The Co-operative Travel is opposing a third runway at Heathrow as part of a wide-ranging sustainable tourism strategy.

The strategy aims to raise more than £700,000 a year for sustainable travel projects through £1 holidaymakers’ donations, invest £27,000 in to researching overland travel schemes, give free carbon offsets to members and fund solar panels at 18 UK schools.

Launching the strategy, managing director Mike Greenacre criticised the development of new runways, particularly Heathrow’s, as unnecessary and called for technology developments to cut carbon emissions.

The business, which operates more than 400 high-street agencies, is the first major travel retailer to reject plans for Heathrow’s expansion. As part of an analysis on projected airline growth with the Campaign for Better Transport, it found new runways planned at airports conflict with UK targets to cut carbon dioxide emissions by 60% by 2050.

Greenacre fears further traffic gridlock with a new Heathrow runway. “We cannot see any justification for new runways. Any growth in air travel has to be handled by a better joined-up regional strategy.
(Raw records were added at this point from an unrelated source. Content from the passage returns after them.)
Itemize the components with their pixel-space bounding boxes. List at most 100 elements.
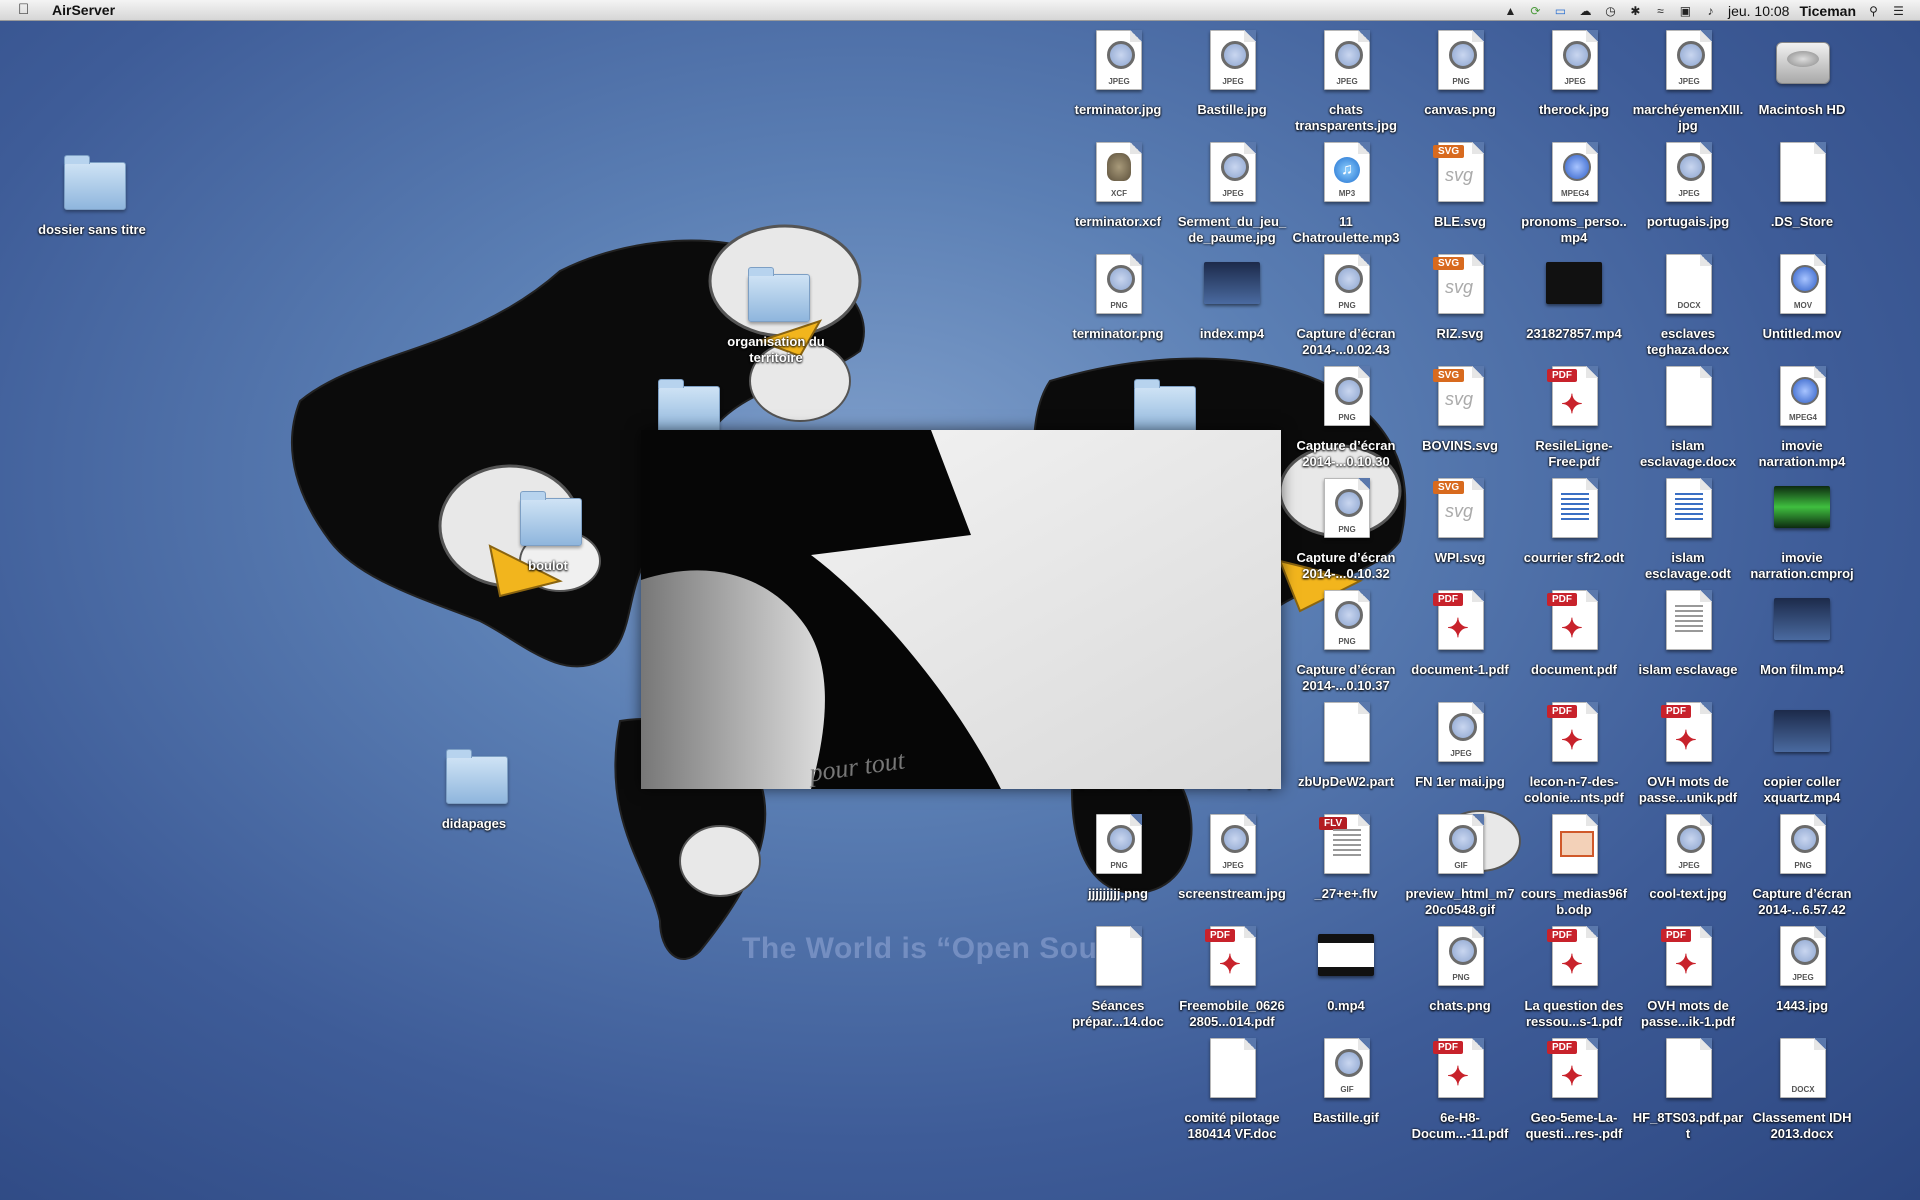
desktop-icon[interactable]: Séances prépar...14.doc	[1062, 924, 1174, 1030]
desktop-icon[interactable]: JPEG FN 1er mai.jpg	[1404, 700, 1516, 790]
menubar-user[interactable]: Ticeman	[1799, 3, 1856, 19]
desktop-icon[interactable]: PDF ✦ La question des ressou...s-1.pdf	[1518, 924, 1630, 1030]
desktop-icon[interactable]: PNG Capture d’écran 2014-...0.02.43	[1290, 252, 1402, 358]
desktop-icon[interactable]: SVG svg BLE.svg	[1404, 140, 1516, 230]
desktop-icon[interactable]: imovie narration.cmproj	[1746, 476, 1858, 582]
desktop-icon[interactable]: islam esclavage.docx	[1632, 364, 1744, 470]
icon-thumbnail: MPEG4	[1772, 364, 1832, 432]
desktop-icon[interactable]: 0.mp4	[1290, 924, 1402, 1014]
desktop-icon-label: 11 Chatroulette.mp3	[1292, 214, 1400, 245]
airplay-icon[interactable]: ▭	[1553, 4, 1568, 18]
wallpaper-slogan: The World is “Open Sour	[742, 932, 1110, 965]
desktop-icon[interactable]: PDF ✦ document-1.pdf	[1404, 588, 1516, 678]
desktop-icon[interactable]: HF_8TS03.pdf.part	[1632, 1036, 1744, 1142]
desktop-icon[interactable]: MOV Untitled.mov	[1746, 252, 1858, 342]
desktop-icon[interactable]: .DS_Store	[1746, 140, 1858, 230]
wifi-icon[interactable]: ≈	[1653, 4, 1668, 18]
svg-file-icon: SVG svg	[1433, 478, 1484, 538]
desktop-icon[interactable]: GIF Bastille.gif	[1290, 1036, 1402, 1126]
desktop-icon[interactable]: PNG canvas.png	[1404, 28, 1516, 118]
desktop-icon[interactable]: XCF terminator.xcf	[1062, 140, 1174, 230]
desktop-icon-label: Capture d’écran 2014-...0.02.43	[1296, 326, 1396, 357]
desktop-icon[interactable]: PDF ✦ Geo-5eme-La-questi...res-.pdf	[1518, 1036, 1630, 1142]
desktop-icon[interactable]: PDF ✦ OVH mots de passe...unik.pdf	[1632, 700, 1744, 806]
desktop-icon[interactable]: JPEG chats transparents.jpg	[1290, 28, 1402, 134]
icon-thumbnail: PNG	[1088, 252, 1148, 320]
notification-center-icon[interactable]: ☰	[1891, 4, 1906, 18]
desktop-icon[interactable]: PNG chats.png	[1404, 924, 1516, 1014]
desktop-icon[interactable]: SVG svg RIZ.svg	[1404, 252, 1516, 342]
desktop-icon[interactable]: PNG Capture d’écran 2014-...6.57.42	[1746, 812, 1858, 918]
desktop-icon[interactable]: PNG Capture d’écran 2014-...0.10.37	[1290, 588, 1402, 694]
desktop-icon[interactable]: ♫ MP3 11 Chatroulette.mp3	[1290, 140, 1402, 246]
desktop-icon[interactable]: DOCX Classement IDH 2013.docx	[1746, 1036, 1858, 1142]
time-machine-icon[interactable]: ◷	[1603, 4, 1618, 18]
desktop-icon-label: imovie narration.mp4	[1758, 438, 1846, 469]
desktop-icon[interactable]: GIF preview_html_m720c0548.gif	[1404, 812, 1516, 918]
desktop-icon[interactable]: dossier sans titre	[36, 148, 148, 238]
icon-thumbnail: PDF ✦	[1430, 588, 1490, 656]
image-file-icon: GIF	[1438, 814, 1484, 874]
blank-document-icon	[1096, 926, 1142, 986]
desktop-icon[interactable]: PDF ✦ OVH mots de passe...ik-1.pdf	[1632, 924, 1744, 1030]
desktop-icon[interactable]: MPEG4 imovie narration.mp4	[1746, 364, 1858, 470]
app-menu-airserver[interactable]: AirServer	[52, 2, 115, 18]
desktop-icon[interactable]: 231827857.mp4	[1518, 252, 1630, 342]
desktop-icon[interactable]: PNG Capture d’écran 2014-...0.10.30	[1290, 364, 1402, 470]
desktop-icon[interactable]: Mon film.mp4	[1746, 588, 1858, 678]
sync-icon[interactable]: ⟳	[1528, 4, 1543, 18]
desktop-icon[interactable]: comité pilotage 180414 VF.doc	[1176, 1036, 1288, 1142]
desktop-icon[interactable]: copier coller xquartz.mp4	[1746, 700, 1858, 806]
spotlight-icon[interactable]: ⚲	[1866, 4, 1881, 18]
desktop-icon[interactable]: JPEG terminator.jpg	[1062, 28, 1174, 118]
desktop-icon-label: BOVINS.svg	[1422, 438, 1498, 453]
desktop-icon[interactable]: SVG svg BOVINS.svg	[1404, 364, 1516, 454]
desktop-icon-label: cool-text.jpg	[1649, 886, 1727, 901]
desktop-icon[interactable]: islam esclavage.odt	[1632, 476, 1744, 582]
desktop-icon[interactable]: organisation du territoire	[720, 260, 832, 366]
desktop-icon[interactable]: JPEG 1443.jpg	[1746, 924, 1858, 1014]
apple-menu-icon[interactable]: 	[18, 1, 29, 18]
desktop-icon[interactable]: PDF ✦ lecon-n-7-des-colonie...nts.pdf	[1518, 700, 1630, 806]
odt-document-icon	[1552, 478, 1598, 538]
desktop-icon[interactable]: didapages	[418, 742, 530, 832]
desktop-icon[interactable]: JPEG therock.jpg	[1518, 28, 1630, 118]
desktop-icon[interactable]: PNG Capture d’écran 2014-...0.10.32	[1290, 476, 1402, 582]
desktop-icon[interactable]: PNG jjjjjjjjj.png	[1062, 812, 1174, 902]
airserver-preview-window[interactable]: pour tout	[641, 430, 1281, 789]
desktop-icon-label: zbUpDeW2.part	[1297, 774, 1395, 789]
desktop-icon[interactable]: courrier sfr2.odt	[1518, 476, 1630, 566]
desktop-icon[interactable]: boulot	[492, 484, 604, 574]
desktop-icon[interactable]: PDF ✦ document.pdf	[1518, 588, 1630, 678]
desktop-icon[interactable]: cours_medias96fb.odp	[1518, 812, 1630, 918]
desktop-icon[interactable]: MPEG4 pronoms_perso..mp4	[1518, 140, 1630, 246]
desktop-icon[interactable]: Macintosh HD	[1746, 28, 1858, 118]
volume-icon[interactable]: ♪	[1703, 4, 1718, 18]
desktop-icon[interactable]: DOCX esclaves teghaza.docx	[1632, 252, 1744, 358]
desktop-icon[interactable]: JPEG Bastille.jpg	[1176, 28, 1288, 118]
desktop-icon-label: therock.jpg	[1538, 102, 1610, 117]
menubar-clock[interactable]: jeu. 10:08	[1728, 3, 1790, 19]
desktop-icon-label: Bastille.gif	[1313, 1110, 1379, 1125]
google-drive-icon[interactable]: ▲	[1503, 4, 1518, 18]
blank-document-icon	[1324, 702, 1370, 762]
bluetooth-icon[interactable]: ✱	[1628, 4, 1643, 18]
desktop-icon-label: BLE.svg	[1433, 214, 1486, 229]
desktop-icon[interactable]: JPEG portugais.jpg	[1632, 140, 1744, 230]
desktop-icon[interactable]: index.mp4	[1176, 252, 1288, 342]
cloud-icon[interactable]: ☁	[1578, 4, 1593, 18]
desktop-icon[interactable]: SVG svg WPI.svg	[1404, 476, 1516, 566]
input-source-icon[interactable]: ▣	[1678, 4, 1693, 18]
desktop-icon[interactable]: PDF ✦ 6e-H8-Docum...-11.pdf	[1404, 1036, 1516, 1142]
desktop-icon[interactable]: zbUpDeW2.part	[1290, 700, 1402, 790]
desktop-icon[interactable]: PNG terminator.png	[1062, 252, 1174, 342]
desktop-icon[interactable]: JPEG cool-text.jpg	[1632, 812, 1744, 902]
image-file-icon: JPEG	[1666, 814, 1712, 874]
desktop-icon[interactable]: JPEG screenstream.jpg	[1176, 812, 1288, 902]
desktop-icon[interactable]: JPEG Serment_du_jeu_de_paume.jpg	[1176, 140, 1288, 246]
desktop-icon[interactable]: FLV _27+e+.flv	[1290, 812, 1402, 902]
desktop-icon[interactable]: islam esclavage	[1632, 588, 1744, 678]
desktop-icon[interactable]: PDF ✦ Freemobile_06262805...014.pdf	[1176, 924, 1288, 1030]
desktop-icon[interactable]: PDF ✦ ResileLigne-Free.pdf	[1518, 364, 1630, 470]
desktop-icon[interactable]: JPEG marchéyemenXIII.jpg	[1632, 28, 1744, 134]
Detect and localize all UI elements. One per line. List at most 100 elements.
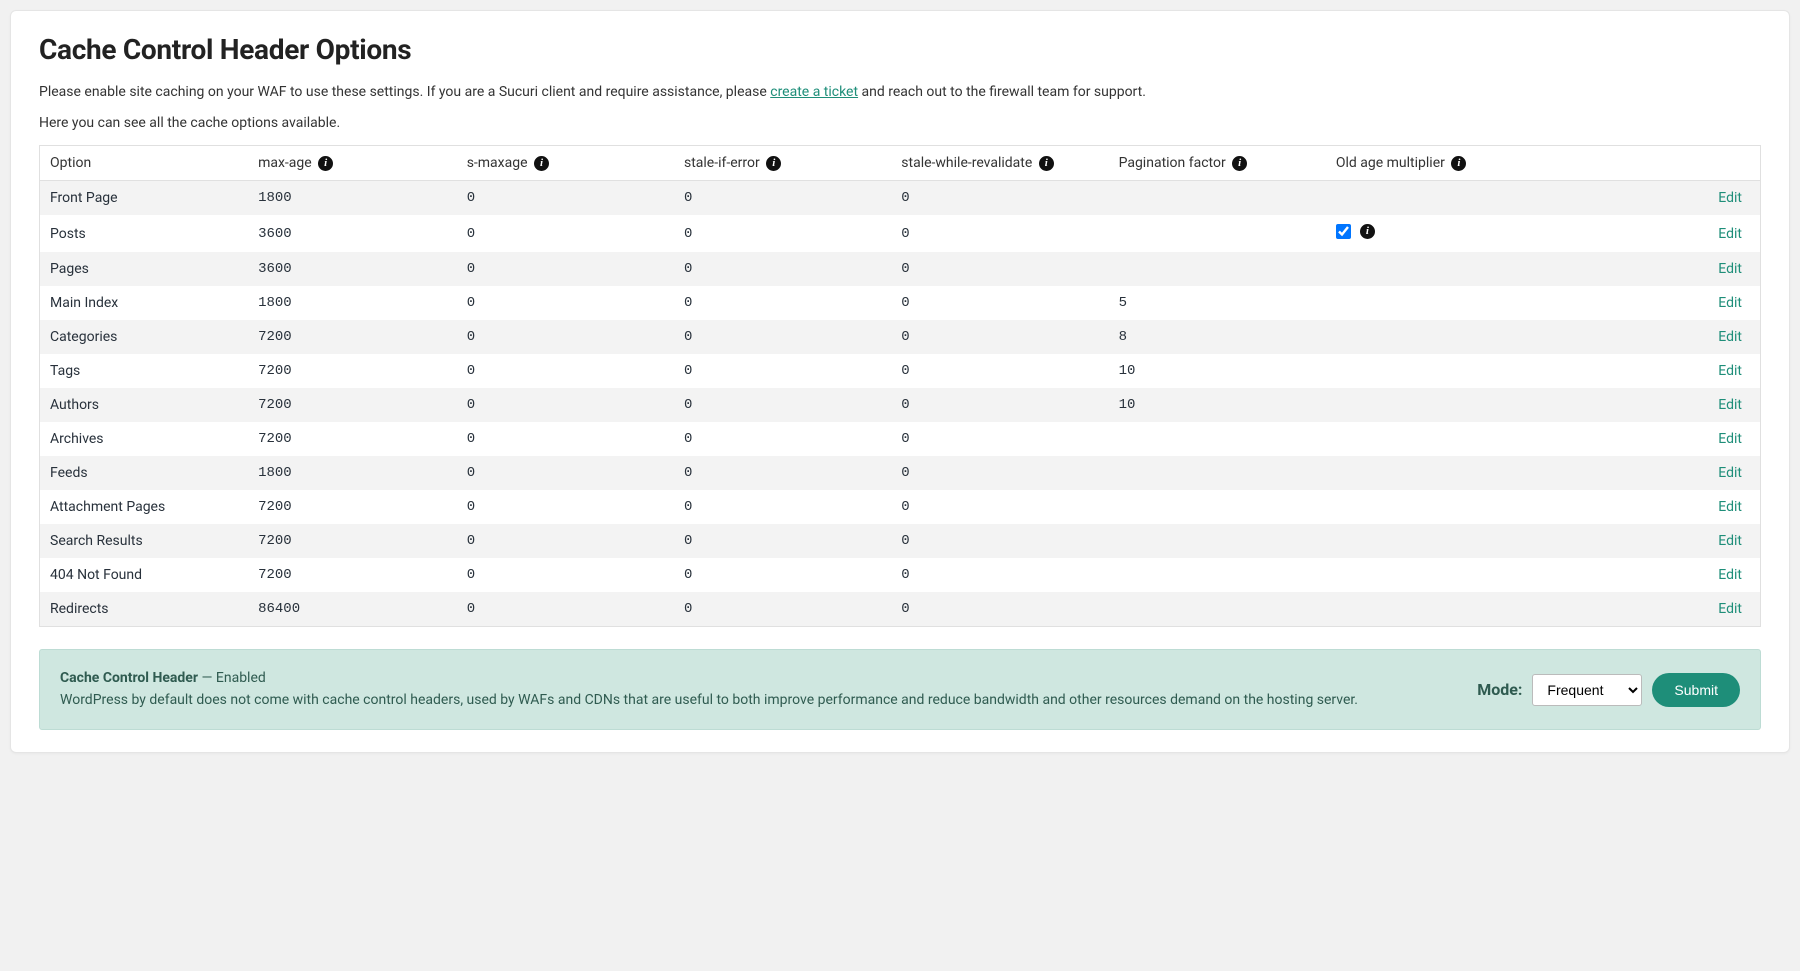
edit-link[interactable]: Edit bbox=[1718, 397, 1742, 413]
page-title: Cache Control Header Options bbox=[39, 33, 1761, 66]
table-row: Main Index18000005Edit bbox=[40, 286, 1761, 320]
status-label: Cache Control Header bbox=[60, 670, 198, 686]
table-row: Search Results7200000Edit bbox=[40, 524, 1761, 558]
status-box: Cache Control Header — Enabled WordPress… bbox=[39, 649, 1761, 730]
old-age-checkbox[interactable] bbox=[1336, 224, 1351, 239]
info-icon[interactable]: i bbox=[1232, 156, 1247, 171]
mode-select[interactable]: Frequent bbox=[1532, 674, 1642, 706]
cell-pagination bbox=[1109, 422, 1326, 456]
cell-stale-if-error: 0 bbox=[674, 490, 891, 524]
edit-link[interactable]: Edit bbox=[1718, 465, 1742, 481]
table-row: Pages3600000Edit bbox=[40, 252, 1761, 286]
edit-link[interactable]: Edit bbox=[1718, 601, 1742, 617]
cell-stale-if-error: 0 bbox=[674, 422, 891, 456]
cell-option: Tags bbox=[40, 354, 249, 388]
cell-edit: Edit bbox=[1534, 388, 1760, 422]
info-icon[interactable]: i bbox=[1039, 156, 1054, 171]
edit-link[interactable]: Edit bbox=[1718, 295, 1742, 311]
cell-old-age bbox=[1326, 354, 1535, 388]
cell-old-age: i bbox=[1326, 215, 1535, 252]
table-row: Feeds1800000Edit bbox=[40, 456, 1761, 490]
status-text: Cache Control Header — Enabled WordPress… bbox=[60, 668, 1453, 711]
edit-link[interactable]: Edit bbox=[1718, 329, 1742, 345]
col-old-age-multiplier: Old age multiplier i bbox=[1326, 146, 1535, 181]
info-icon[interactable]: i bbox=[766, 156, 781, 171]
cell-option: Archives bbox=[40, 422, 249, 456]
cell-edit: Edit bbox=[1534, 320, 1760, 354]
sub-text: Here you can see all the cache options a… bbox=[39, 115, 1761, 131]
info-icon[interactable]: i bbox=[318, 156, 333, 171]
cell-option: Search Results bbox=[40, 524, 249, 558]
cell-stale-if-error: 0 bbox=[674, 320, 891, 354]
edit-link[interactable]: Edit bbox=[1718, 533, 1742, 549]
table-row: Archives7200000Edit bbox=[40, 422, 1761, 456]
info-icon[interactable]: i bbox=[534, 156, 549, 171]
cell-edit: Edit bbox=[1534, 215, 1760, 252]
cell-pagination bbox=[1109, 592, 1326, 627]
cell-max-age: 7200 bbox=[248, 354, 457, 388]
cell-s-maxage: 0 bbox=[457, 320, 674, 354]
cell-pagination: 10 bbox=[1109, 354, 1326, 388]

There are opportunities for a better balance between London and regional airports.”

He said The Co-operative Travel could take a hard stance on the environment thanks to its ethics as a co-operative business and would not contradict its aim to boost profit.

“We don’t have hard-pressed shareholders breathing down our necks demanding every bit of profit,” he said.

About 20% of the business’s customers do not use air travel and book domestic holidays or other forms of transport instead, such as trains.

“There are opportunities with trains, in particular longer term,” he said, but stressed this was just the start of the group’s campaign to support responsible and sustainable tourism.